Pour Arkane, et plus particulièrement pour les level designers, ces deux niveaux ont constitué de véritables challenges, révèle Christophe Carrier, lead level design director : « J’aime les jeux où je suis surpris. Pour des tas de jeux, tu sais que tu vas faire la même chose jusqu’au bout. La mission Lady Boyle du premier volet, tout le monde en a parlé. Parce que, tout d’un coup, le jeu change complètement, tu peux discuter avec les gens, il y a une énigme. Le voyage dans le temps, c’est une idée qui m’est venue lors de notre travail sur BioShock 2. L’avatar a des flashs du passé, et on avait construit un niveau où le joueur était projeté dans le passé, mais c’était chronométré. Je m’étais dit : “C’est mortel !” ça m’avait donné plein d’idées de level design. C’est revenu sur Dishonored 2. Il y a une équipe d’étudiants chinois qui avait fait un prototype, The Void, je crois, dans le même genre. Dans la créativité, tu as toujours l’impression d’avoir une bonne idée, et voilà que d’autres la font avant toi. ça flotte, tu te branches sur une sorte de truc. Dans cette mission, on enlève les pouvoirs du joueur et on lui donne cet outil pour voyager dans le temps. Quand on a présenté l’idée, toute l’équipe nous a regardés, genre : “Vous faites chier !” Dans cette map, tu en as en fait quatre qui tournent en parallèle, et on passe de l’une à l’autre en fonction des actions du joueur, avec des changements drastiques de level design dans certains cas. »

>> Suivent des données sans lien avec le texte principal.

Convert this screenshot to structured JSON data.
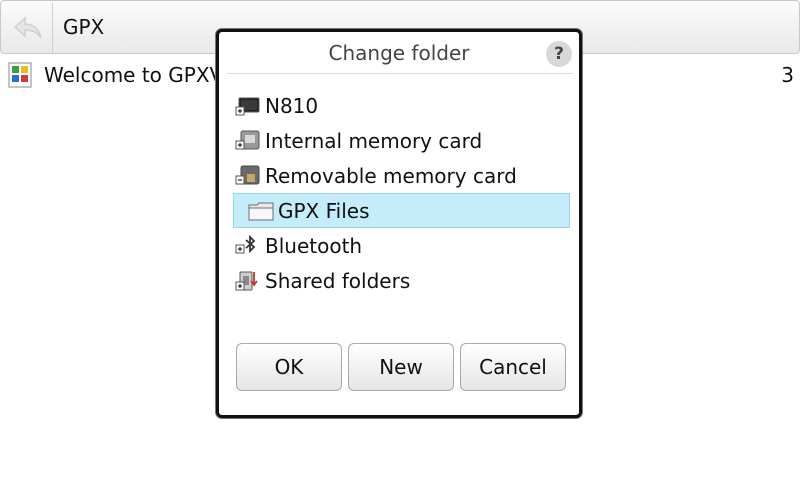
{
  "topbar": {
    "title": "GPX",
    "back_icon": "back-arrow-icon"
  },
  "background_list": [
    {
      "label": "Welcome to GPXVi",
      "count": "3",
      "icon": "gpx-file-icon"
    }
  ],
  "dialog": {
    "title": "Change folder",
    "help_label": "?",
    "items": [
      {
        "label": "N810",
        "icon": "device-icon",
        "selected": false
      },
      {
        "label": "Internal memory card",
        "icon": "memory-card-icon",
        "selected": false
      },
      {
        "label": "Removable memory card",
        "icon": "removable-card-icon",
        "selected": false
      },
      {
        "label": "GPX Files",
        "icon": "folder-icon",
        "selected": true
      },
      {
        "label": "Bluetooth",
        "icon": "bluetooth-icon",
        "selected": false
      },
      {
        "label": "Shared folders",
        "icon": "shared-folder-icon",
        "selected": false
      }
    ],
    "buttons": {
      "ok": "OK",
      "new": "New",
      "cancel": "Cancel"
    }
  },
  "colors": {
    "selection": "#c4ecfa",
    "dialog_border": "#111111"
  }
}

Ainsi que le souligne Carrier, c’est cependant le niveau de la maison mécanique qui a le plus questionné l’équipe des level designers : « Un joueur, ça se perd facilement. Alors, imagine pour un niveau qui est modifié en permanence où tu mélanges ses repères visuels à chaque fois qu’il appuie sur un bouton. C’est un truc de geeks. J’ai fait des recherches sur ce qui se faisait ; des Japonais pour gagner de la place ont des appartements qui se transforment. La maison mécanique, c’était paniquant pour l’équipe, et même pour nous, c’est un vrai risque. Avec les playtests, on a vu que les joueurs apprécient vraiment le niveau. » En effet, pour vérifier la validité de son game design, Arkane a fait appel à des joueurs, et certains youtubeurs qui, selon Carrier, « ont retourné le jeu. On n’arriverait pas à faire ce qu’ils font. Le fait que ce soit du systémique, ça permet ça. Parfois, ça fait des bugs, mais, chaque fois qu’on trouve une combinaison bizarre, on l’exploite. » Exploiter les bugs, les transformer en mécaniques, il n’y a peut-être qu’à Arkane que l’on voit cela.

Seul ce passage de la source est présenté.